Consequently, several enhancements have been made on the Lisk source code directly impacting the protocol’s features. 

For instance, there are changes to block size. The Lisk development team capped block size to 15 KB limiting the number of transactions inside any block to 25. 

At this pace, the Lisk blockchain won’t expand beyond 50 GB every year. Therefore, active delegates won’t miss transactions even if blocks are full every time. Moreover, any blockchain created by the platform’s kit can include over 100 balance transfer transactions in a block, effectively processing over one million transactions every day.

Minimum Balance at 0.05 LSK

On top of this, the network now requires account holders to have at least 0.05 LSK, protecting them against dusting attacks. Here, agents can slow down the platform by sending thousands and even millions of small amounts to different addresses.
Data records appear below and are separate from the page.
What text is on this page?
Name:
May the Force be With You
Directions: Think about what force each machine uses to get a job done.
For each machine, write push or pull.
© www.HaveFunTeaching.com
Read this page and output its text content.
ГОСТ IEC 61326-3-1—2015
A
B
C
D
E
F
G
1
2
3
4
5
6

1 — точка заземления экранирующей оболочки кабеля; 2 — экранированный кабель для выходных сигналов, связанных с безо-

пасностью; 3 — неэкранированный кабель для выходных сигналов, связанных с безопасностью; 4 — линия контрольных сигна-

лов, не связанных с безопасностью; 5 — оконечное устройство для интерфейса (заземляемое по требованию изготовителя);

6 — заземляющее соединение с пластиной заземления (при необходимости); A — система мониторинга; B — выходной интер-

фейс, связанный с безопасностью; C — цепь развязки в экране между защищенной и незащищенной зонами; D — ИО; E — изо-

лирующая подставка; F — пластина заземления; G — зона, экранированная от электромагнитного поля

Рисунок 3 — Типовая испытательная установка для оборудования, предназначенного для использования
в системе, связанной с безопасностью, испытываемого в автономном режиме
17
Tweaks to Transaction Ordering

Additionally, transaction ordering will now be haphazard. A block producer, regardless of when a transaction was posted, can now pick out and confirm any free-floating transaction. 

There won’t be a specific transaction ordering as directed by consensus rules as it was before. This network change, therefore, means a block is valid as long as transactions are valid. 

A New Fee Model

Moreover, under proposal LIP0013, the team introduced a new dynamic fee model allowing network users to choose any fee they wish to pay as long as it isn’t below the minimum levels allowed by the network. 

Powering this model will be a new fee estimation algorithm based on an Exponential Moving Average (EMA). In this arrangement, the number of fees shelled by a user will depend on network activity and the urgency of a transaction. If there is unprecedented demand on the Lisk network and the transaction is urgent, the user will have to pay more.

The shift from a fixed to a dynamic fee model means users will now enjoy lower costs regardless of transaction type and size. A section of fees from every block will be rewarded to the confirming delegate, and the balance destroyed.  

As  reported, Lisk is one of the most actively developed projects.